MTU Aero Engines rief seine 170 Topmanager während der Krise dazu auf, ihre Boni in einen Solidarfonds für von der Krise besonders betroffene Mitarbeiter einzustellen: Über 90 % folgten dem Ruf und spendeten 4 Mio. €, allein von der obersten Führungsebene kamen mehr als 1 Mio. €. Das Unternehmen verzichtete auch trotz der historischen Krise in der Luftfahrt auf betriebsbedingte Kündigungen und setzte dagegen auf Altersteilzeit und Vorruhestandsregelungen.
Die Ratingagenturen sind sich untereinander keineswegs einig
Die einzelnen Fallbeispiele zeigen: Es ist sehr schwierig, diese Taten in einem ESG-Rating richtig abzubilden.

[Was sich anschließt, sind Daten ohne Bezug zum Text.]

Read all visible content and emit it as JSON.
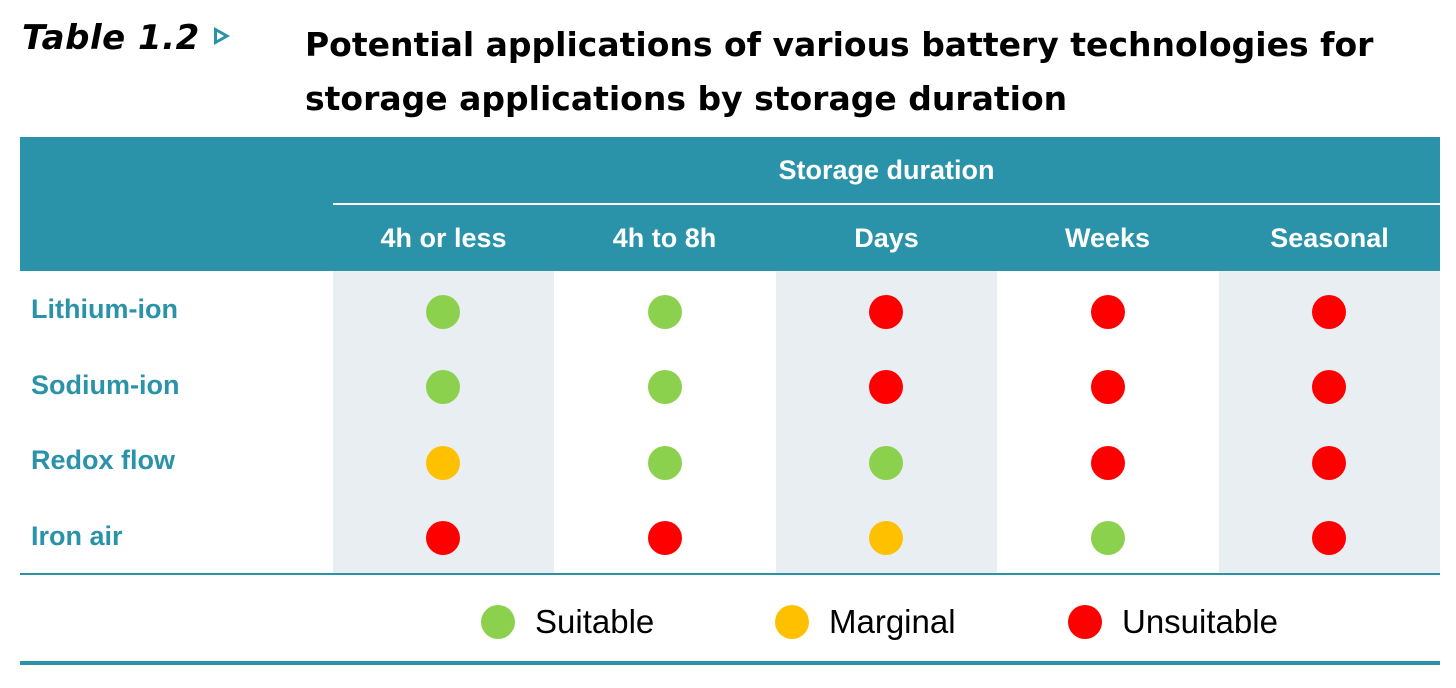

Und wir sind mit dieser Einschätzung nicht allein: So stellte eine Studie der renommierten MIT Management School fest, dass die Korrelation zwischen den ESG-Einschätzungen unterschiedlicher Ratingagenturen nur bei 0,54 liegt. In anderen Worten: Die verschiedenen Ratingagenturen kommen häufig zu unterschiedlichen Einschätzungen und Bewertungen. Wie wir oben gezeigt haben, überrascht dies nicht, denn es herrscht nicht immer Einigkeit, was „nachhaltig“ objektiv bedeutet. Wir befürchten, dass am Ende des Tages nicht diejenigen Unternehmen positiv bewertet werden, die wirklich nachhaltig handeln, sondern eher jene, die am umfangreichsten dazu berichten und zufällig zum Teil arbiträre Anforderungen erfüllen. Für uns sind konkrete Taten wichtiger als ESG-Berichte auf Hochglanzpapier. Wie bei Anleihen-Ratings bilden wir uns auch bei der Einschätzung der Nachhaltigkeit eines Unternehmens selbst eine Meinung und werden unsere Beteiligungen auch in Zukunft an ihren Taten messen – ohne dabei die Verantwortung an ESG-Ratingagenturen oder Ähnliches auszulagern.